— Мне не нужна доктор Блум и твоё исчадие Гипнос*, что с комфортом устроился в её теле, — прошипели Уилл и Персефона. — Мне нужен ты.
Лектер невольно заслушался страстью, проступившей в этом шипении, так что ответить не успел. И Уилл продолжил:
— Ты что, испугался меня? Поэтому решил прекратить терапию и избавиться от встреч со мною?
— Не совсем так, — всё же произнёс Ганнибал. — Уилл, мы занимаем определённые позиции в мире людей и живём по правилам мира людей.
— Я заметил, — хмыкнул Уилл, подтягивая коленки к груди и устраиваясь удобнее. — Я заметил, что ты придерживаешься правил. Настолько, насколько этот принцип может служить тебе ширмой, прячущей твой настоящий образ жизни.
Персефона Уилла Грэма замолчала, словно споткнувшись, понимая, что заговаривается от раздражения. Попыталась взять себя в руки и сказала уже более покладисто, предлагая лазейку:
— Уже меньше чем через год Уиллу Грэму будет восемнадцать. А обо всём, что будет происходить до этого, никто ничего не узнает.
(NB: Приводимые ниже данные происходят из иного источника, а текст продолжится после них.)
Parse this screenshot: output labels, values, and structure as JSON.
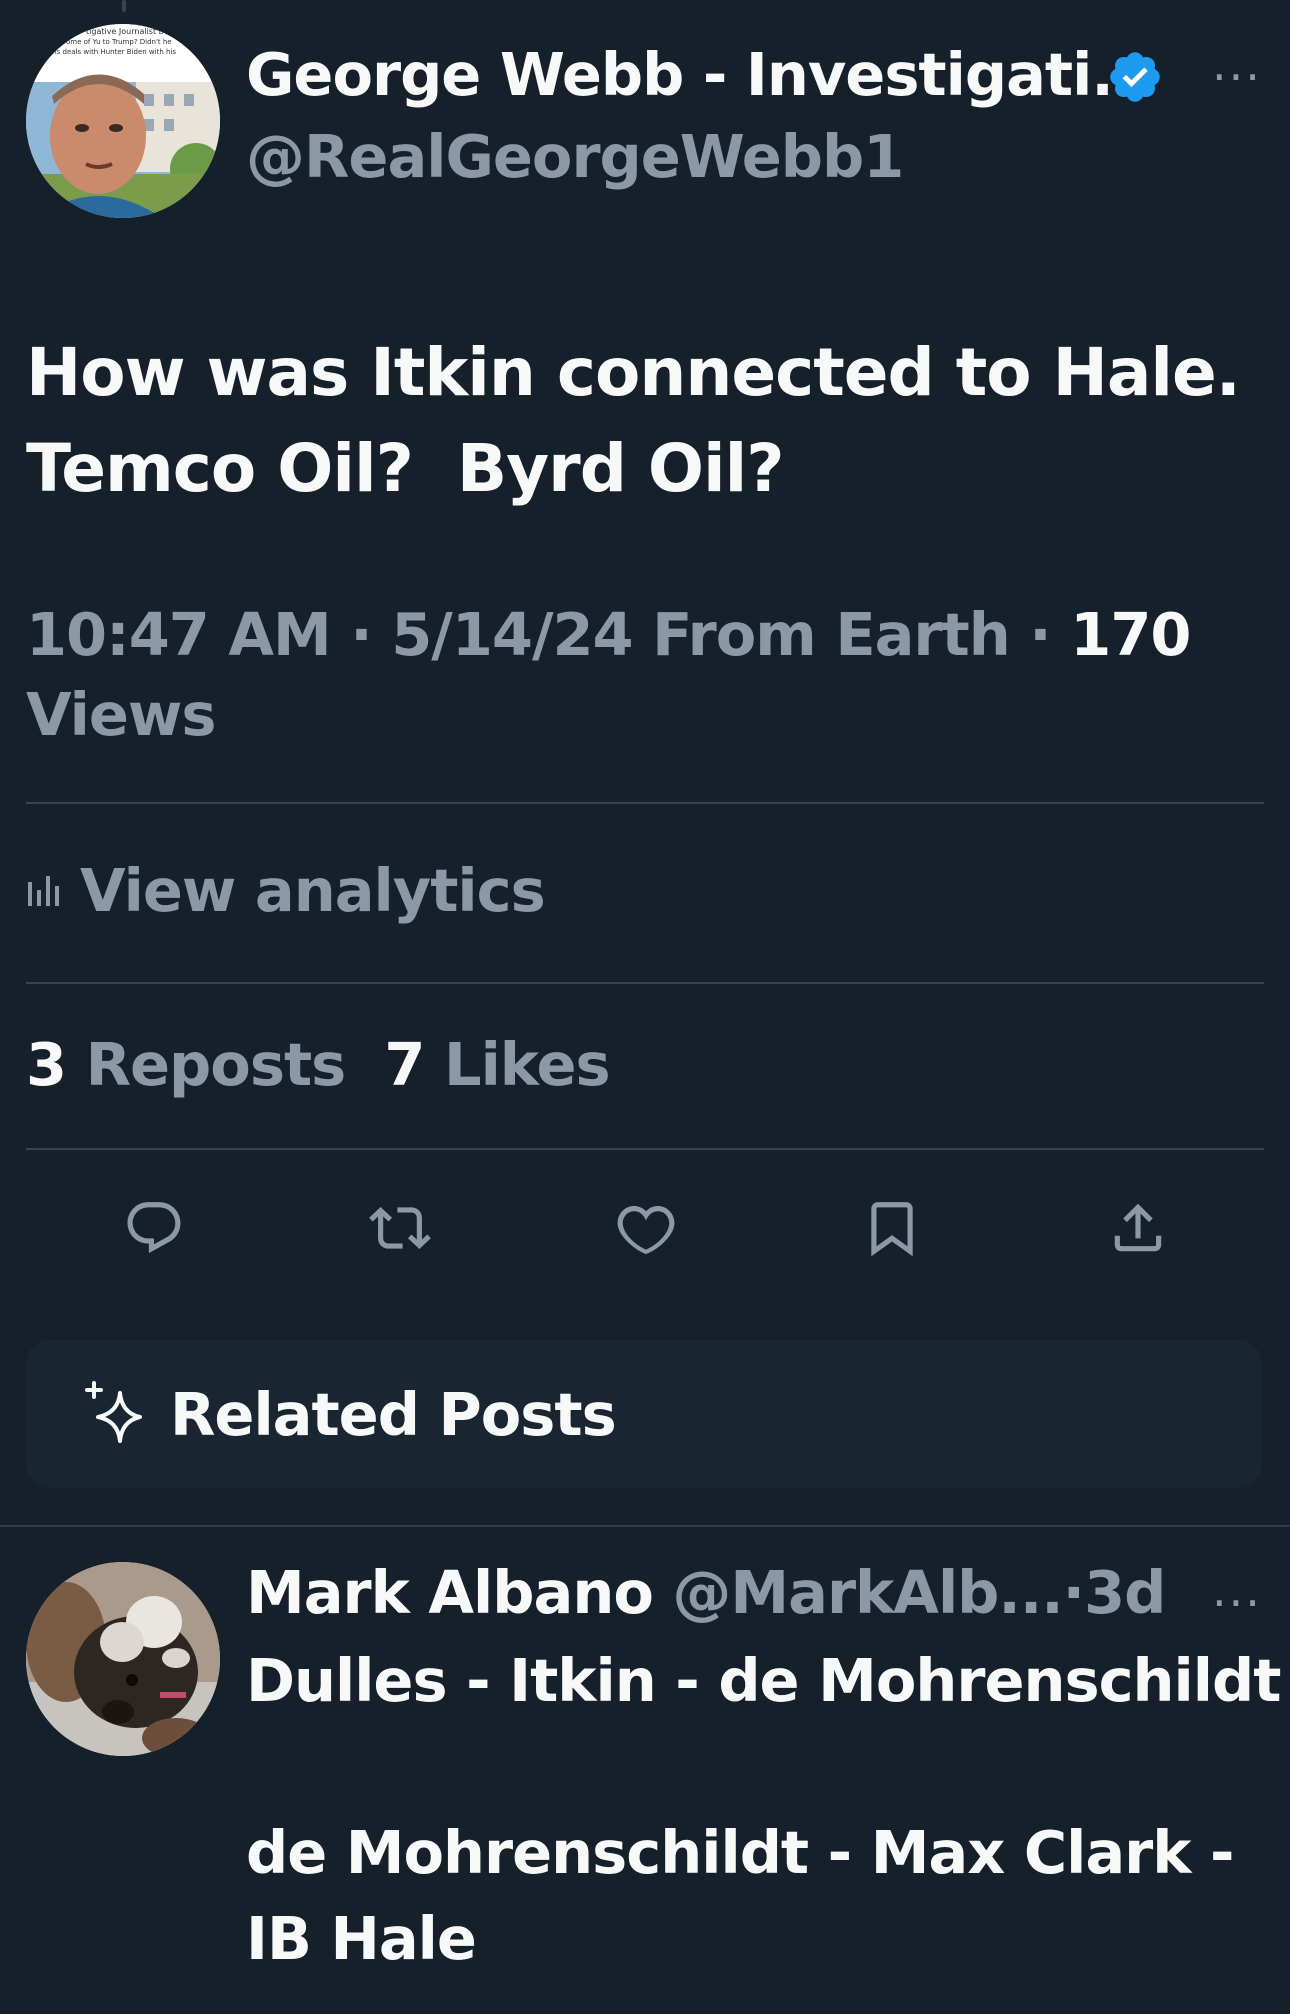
{
  "tweet": {
    "author_name": "George Webb - Investigati...",
    "author_handle": "@RealGeorgeWebb1",
    "avatar_caption_lines": [
      "tigative Journalist b",
      "ome of Yu to Trump? Didn't he",
      "ions deals with Hunter Biden with his"
    ],
    "text_lines": [
      "How was Itkin connected to Hale.",
      "Temco Oil?  Byrd Oil?"
    ],
    "time": "10:47 AM",
    "date": "5/14/24",
    "source": "From Earth",
    "views_count": "170",
    "views_label": "Views",
    "separator": "·",
    "more_label": "···"
  },
  "analytics": {
    "label": "View analytics",
    "icon": "analytics-bars-icon"
  },
  "stats": {
    "reposts_count": "3",
    "reposts_label": "Reposts",
    "likes_count": "7",
    "likes_label": "Likes"
  },
  "actions": [
    "reply-icon",
    "repost-icon",
    "like-icon",
    "bookmark-icon",
    "share-icon"
  ],
  "related": {
    "label": "Related Posts",
    "icon": "sparkle-icon"
  },
  "reply": {
    "author_name": "Mark Albano",
    "author_handle": "@MarkAlb...",
    "time_ago": "3d",
    "separator": "·",
    "more_label": "···",
    "text_lines": [
      "Dulles - Itkin - de Mohrenschildt",
      "",
      "de Mohrenschildt - Max Clark -",
      "IB Hale"
    ]
  },
  "colors": {
    "background": "#15202b",
    "text": "#f7f9f9",
    "muted": "#8b98a5",
    "verified": "#1d9bf0",
    "divider": "#38444d"
  }
}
Сумрак в кабинете был густым, но Ганнибал Лектер видел, как беспощадно улыбнулся Уилл из своего кресла. Он уже сталкивался с этой улыбкой. Закончив третью сессию, Уилл улыбнулся ему точь-в-точь. И когда, провожая и открывая дверь, Лектер обернулся, тот прижался всем телом, чуть поднимаясь на носках, чтобы уж точно достать поцелуем до губ. Ганнибал отклонился едва ли на дюйм, но это позволило ему выиграть время, для того чтобы не воспользоваться моментом и поводом. Уилл прижался ртом к его шее, над воротничком сорочки, одновременно выставляя ладони, чтобы удержаться ровно. Ухватился за плечи Ганнибала и выдохнул от неожиданной промашки.
Персефона не знала, как лихо пришлось Гадесу в миг, когда горячее согласное дыхание Уилла прозвенело у самого уха Лектера, а поцелуй всё же случился, царапаясь о жёсткую щетину у шеи. Золотая амурная пыль, словно гончая, учуяв и услышав эти выдох и прикосновение, взвилась и сдетонировала, плеснув новой порцией нутряного огня в сердечный Флегетон Гадеса. Будь у Уилла возможность смотреть в лицо Ганнибала в тот момент, он бы увидел, как блистающие огненные волны окрасили собою тёмную радужку его глаз, словно расплавленное золото. Но он не видел этого. Зато Уилл смог кое-что почувствовать. Ему хватило. Тогда. Не заставило отступиться насовсем, но несколько охолонуло. Лектер поднял руки, крепко взял прижимающиеся к своей груди запястья, стиснул и медленно, продолжая удерживать, сдвинул Уилла прочь. Хват на руках был таким сильным, что Грэму пришлось часто-часто задышать, сдерживая в себе стон. Всё закончилось почти тут же.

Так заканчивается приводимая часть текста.